A primeira estrofe de um conhecido soneto do poeta português Luís de Camões, diz:

Mudam-se os tempos, mudam-se as vontades,
Muda-se o ser, muda a confiança;
Todo o mundo é composto de mudança,
Tomando sempre novas qualidades.

Pode parecer estranho fazer referência a um texto do século XVI em um artigo que pretende tratar de leitura e escrita na era digital. A estranheza, no entanto, desaparece quando se verifica que o texto fala de algo que atemporal, ou seja, que tudo muda. Essa ideia de mudança contínua remonta ao filósofo grego Heráclito, que afirmava que tudo flui. As práticas de leitura e escrita, evidentemente, não fogem à regra.

A história mostra que o novo nem sempre é novidade e que o tradicional nem sempre é velho. Novas tecnologias são sempre sedutoras. As pessoas se sentem narcotizadas por elas e isso pode levá-las a perder a dimensão histórica dos acontecimentos, mas não é preciso tapar os ouvidos com cera para não se deixar entorpecer por elas; pelo contrário, é preciso estar antenado com as novas tecnologias para compreendê-las a fim de fazer o melhor uso delas.

Toda nova tecnologia traz um impacto imediato. Assim foi com surgimento da televisão (achavam que ela acabaria com o rádio). No Fedro, uma obra de Platão, há uma discussão sobre o fato de que uma nova tecnologia (a escrita) levaria os homens à perda da memória. As novas tecnologias seduzem e algumas se perpetuam, a escrita, por exemplo. Outras envelhecem rapidamente, como o disquete e o dvd.

Contrapondo às novas tecnologias, tratarei de tecnologias mais antigas que permitiram que os textos chegassem até nós. Essas tecnologias também sofreram mudanças (não tão rápidas como as digitais) e determinaram a forma com o passamos a se relacionar com os textos. Lembrando que as mudanças nas práticas de leitura são muito mais vagarosas que as mudanças tecnológicas. Hoje, lemos em computadores, mas as práticas de leitura ainda são as do livro impresso. Em muitos casos, o que mudou foi o suporte: da folha de papel para a tela de um computador.

A primeira revolução tecnológica que possibilitou a circulação e a preservação dos textos foi a escrita. Antes dela, os textos circulavam oralmente. Com a escrita, os textos passaram a ser “gravados” em algum suporte, o que contribuiu para preservação deles. Esses suportes variaram e ainda variam com o tempo.

Primeiro foram inscrições nas pedras. Isso era um problema porque as inscrições não eram transportáveis. Não havia portabilidade. Tinha de se ir aonde o texto estava; o texto não vinha ao leitor.
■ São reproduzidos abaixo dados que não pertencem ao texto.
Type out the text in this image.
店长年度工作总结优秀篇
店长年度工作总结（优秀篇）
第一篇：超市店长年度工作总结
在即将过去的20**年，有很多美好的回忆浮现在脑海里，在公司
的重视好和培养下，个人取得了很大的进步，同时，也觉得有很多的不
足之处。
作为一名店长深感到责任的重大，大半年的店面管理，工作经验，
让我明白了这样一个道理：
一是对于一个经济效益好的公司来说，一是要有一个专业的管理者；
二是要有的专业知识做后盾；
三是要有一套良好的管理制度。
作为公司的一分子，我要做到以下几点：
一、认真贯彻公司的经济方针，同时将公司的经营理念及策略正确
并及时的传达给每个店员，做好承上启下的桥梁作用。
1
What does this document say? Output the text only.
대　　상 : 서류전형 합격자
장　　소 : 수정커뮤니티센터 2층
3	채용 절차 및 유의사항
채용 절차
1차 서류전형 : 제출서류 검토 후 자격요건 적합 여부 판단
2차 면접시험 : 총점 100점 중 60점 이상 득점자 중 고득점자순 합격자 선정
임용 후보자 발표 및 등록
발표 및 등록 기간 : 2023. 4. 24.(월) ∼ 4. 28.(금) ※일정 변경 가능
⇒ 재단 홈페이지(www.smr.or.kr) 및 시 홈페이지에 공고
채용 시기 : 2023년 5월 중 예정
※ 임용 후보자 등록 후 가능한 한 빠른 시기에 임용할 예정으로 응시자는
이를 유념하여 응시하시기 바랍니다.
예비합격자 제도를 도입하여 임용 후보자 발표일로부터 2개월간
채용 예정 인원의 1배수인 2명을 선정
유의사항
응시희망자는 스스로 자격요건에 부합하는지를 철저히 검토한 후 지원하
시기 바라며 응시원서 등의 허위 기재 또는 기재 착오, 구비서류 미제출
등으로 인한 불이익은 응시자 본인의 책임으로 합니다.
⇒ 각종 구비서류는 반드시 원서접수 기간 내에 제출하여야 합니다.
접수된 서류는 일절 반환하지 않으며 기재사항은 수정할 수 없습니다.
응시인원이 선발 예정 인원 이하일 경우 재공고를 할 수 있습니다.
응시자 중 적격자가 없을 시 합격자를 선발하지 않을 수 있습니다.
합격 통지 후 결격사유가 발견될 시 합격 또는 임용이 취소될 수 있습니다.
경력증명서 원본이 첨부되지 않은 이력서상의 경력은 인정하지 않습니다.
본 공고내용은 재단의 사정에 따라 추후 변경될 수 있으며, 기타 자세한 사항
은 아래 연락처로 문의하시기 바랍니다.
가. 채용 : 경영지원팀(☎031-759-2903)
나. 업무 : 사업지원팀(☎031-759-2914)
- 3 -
Depois passaram a gravar os textos em tabuletas de argila. Chegava-se à era da portabilidade, os textos viajavam com as pessoas, como ocorre hoje.

Posteriormente, os textos passaram a ser reproduzidos em rolos de pergaminho. Lia-se como se faz hoje nas telas de computador, rolando o texto de cima para baixo. Isso, porém, tinha um defeito: num rolo, ao contrário de um HD ou de uma nuvem, cabe pouco texto e, para se ler, tinha-se de segurar o rolo com as duas mãos. Não se podia ler e escrever ao mesmo tempo.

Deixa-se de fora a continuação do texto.